Sérgio da Costa Franco*

 

Houve um prefeito na minha terra natal que tinha a mania de regulamentar tudo e introduziu no Código de Posturas do município umas regras muito estranhas a respeito da mendicância. “Mendigar sem licença da Intendência” dava 8 a 30 dias de prisão. E os mendigos licenciados “carregarão sobre o peito direito uma chapa metálica com as iniciais I.M.”

Dessas arcaicas regras do fim do século 19, tenho-me lembrado às vezes, quando me deparo com pedintes francamente simuladores e fraudulentos. Há uma mulher, trajada sem nenhum sinal de pobreza, que já me assediou no Centro várias vezes, sempre para pedir o valor de uma passagem para Gravataí, por ter vindo fazer uma consulta médica e estar sem dinheiro para o retorno.
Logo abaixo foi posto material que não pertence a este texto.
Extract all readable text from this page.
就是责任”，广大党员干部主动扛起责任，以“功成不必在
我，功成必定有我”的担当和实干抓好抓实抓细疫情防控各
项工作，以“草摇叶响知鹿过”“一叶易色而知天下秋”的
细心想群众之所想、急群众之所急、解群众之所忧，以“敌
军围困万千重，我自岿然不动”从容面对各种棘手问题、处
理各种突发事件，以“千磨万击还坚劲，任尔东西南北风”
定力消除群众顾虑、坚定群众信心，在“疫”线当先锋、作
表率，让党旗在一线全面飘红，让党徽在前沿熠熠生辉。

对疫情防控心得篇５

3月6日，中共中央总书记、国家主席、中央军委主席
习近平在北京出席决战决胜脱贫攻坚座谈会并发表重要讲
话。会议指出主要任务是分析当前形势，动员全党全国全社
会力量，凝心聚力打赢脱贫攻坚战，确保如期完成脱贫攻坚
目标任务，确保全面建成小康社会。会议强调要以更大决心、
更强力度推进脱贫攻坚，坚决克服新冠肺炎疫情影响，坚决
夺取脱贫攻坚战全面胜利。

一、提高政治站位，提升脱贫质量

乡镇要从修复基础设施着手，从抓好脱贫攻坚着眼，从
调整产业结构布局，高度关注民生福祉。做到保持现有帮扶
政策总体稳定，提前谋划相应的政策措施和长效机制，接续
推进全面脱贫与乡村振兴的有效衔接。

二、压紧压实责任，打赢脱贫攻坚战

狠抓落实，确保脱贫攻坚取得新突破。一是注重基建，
A história é sempre a mesma, falta-lhe inspiração para variar o roteiro da novela. 

Há pedintes que são criativos, capazes de relatar histórias de infalível eficácia. Lembro-me do tipo sinistro que bateu à minha porta num fim de tarde de inverno, e me aplicou a seguinte fórmula: “O senhor me desculpe a importunação, mas eu acabo de sair da penitenciária e preciso de uma passagem para Viamão, para ir encontrar os meus filhos”. Bastava a credencial de ex-presidiário junto à minha porta sem grades, para que eu não lhe negasse auxílio.

Mas, na semana retrasada, um pedinte se excedeu na originalidade. Emparelhou comigo na calçada em que eu fazia minha caminhada habitual e me fez o seguinte pedido: “Eu estou com o meu fuquinha parado ali embaixo na avenida por falta de gasolina. O senhor poderia me alcançar uns 3 reais, para me quebrar o galho?”

Como diria o Presidente Lula, nunca na história deste país, os pedintes conseguiram mendigar de automóvel.